BIBLIOGRAFIE (AUSWAHL)

BILDNACHWEIS

AUTORIN

VORWORT

Die beste Möglichkeit, die Person des Kupferstechers und Verlegers Matthäus Merian etwas zu fassen und Rückschlüsse auf seinen Charakter zu ziehen, bieten die Werke von Lukas Heinrich Wüthrich. Abgesehen von der ausgezeichneten Biografie hilft vor allem die Herausgabe von Merians Briefen, wenn auch nur wenig persönliche Bemerkungen darin zu finden sind.

In Kleinbasel geboren und aufgewachsen, verfolgte Merian seine Pläne sehr zielgerichtet. Später, als Verleger in Frankfurt, kommen sein Kaufmannssinn und seine nüchterne Klugheit zum Tragen. Sein grosses Geschick als Geschäftsmann und seine vornehme Zurückhaltung, trotz der unbestritten grossen Leistungen, könnte man als typisch baslerisch bezeichnen. Vom sprichwörtlichen Basler Humor findet sich jedoch nichts. Das ist einerseits auf den offiziellen Charakter der Briefe zurückzuführen, andererseits auch aus der Zeit heraus verständlich, denn die grosse Not und das unsägliche Leid der Bevölkerung im Dreissigjährigen Krieg belasteten alle schwer. Besonders auffallend ist Merians Gottvertrauen. Sein Glaube, dass seine Arbeit Gott gefällig sei, wurde während der langen, schweren Zeit des Krieges von ihm nie in Zweifel gezogen.

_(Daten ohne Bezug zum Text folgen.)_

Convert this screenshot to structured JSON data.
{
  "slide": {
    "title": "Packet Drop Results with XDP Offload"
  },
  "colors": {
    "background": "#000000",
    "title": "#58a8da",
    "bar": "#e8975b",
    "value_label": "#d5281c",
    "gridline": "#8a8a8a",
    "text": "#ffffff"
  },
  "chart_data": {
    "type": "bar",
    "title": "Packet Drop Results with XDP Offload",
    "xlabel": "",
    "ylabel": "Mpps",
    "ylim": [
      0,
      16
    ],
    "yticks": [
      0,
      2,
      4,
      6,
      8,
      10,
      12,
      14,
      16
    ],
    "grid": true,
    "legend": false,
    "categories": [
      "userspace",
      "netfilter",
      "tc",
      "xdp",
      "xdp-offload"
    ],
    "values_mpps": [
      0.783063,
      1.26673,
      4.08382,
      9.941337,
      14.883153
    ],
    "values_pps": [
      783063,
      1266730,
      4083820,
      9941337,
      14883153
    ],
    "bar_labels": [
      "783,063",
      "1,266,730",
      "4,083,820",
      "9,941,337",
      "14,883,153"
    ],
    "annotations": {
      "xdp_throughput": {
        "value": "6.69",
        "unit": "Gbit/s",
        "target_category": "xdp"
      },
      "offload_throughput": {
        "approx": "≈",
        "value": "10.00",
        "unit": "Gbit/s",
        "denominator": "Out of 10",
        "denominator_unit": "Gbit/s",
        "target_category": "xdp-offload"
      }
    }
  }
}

Im Roman sind Authentisches und Fiktives gemischt, wobei ich versucht habe, mich möglichst genau an die Fakten zu halten. Hingegen ist die Figur der Magd Lisa frei erfunden, ebenso die Magd Olga. Alle andern mit Namen erwähnten Personen gehörten zum Umfeld der Familie Merian.

Helen Liebendörfer

TEIL I

Matthäus Merian (Stich von Sebastian Furck)

1. KAPITEL

Eigentlich wollte er nicht fort von Basel! Matthäus Merian sass am Werktisch und starrte mit seinen dunklen Augen auf einen Brief. Ratlos strich er sich über seine hohe Stirn und schob die schwarzen Locken zurück. Sein Schwiegervater, der Verleger Johann Theodor de Bry, war vor Kurzem gestorben, und nun wünschte die Schwiegermutter, dass er mit seiner Familie nach Frankfurt ziehen und den Verlag weiterführen solle.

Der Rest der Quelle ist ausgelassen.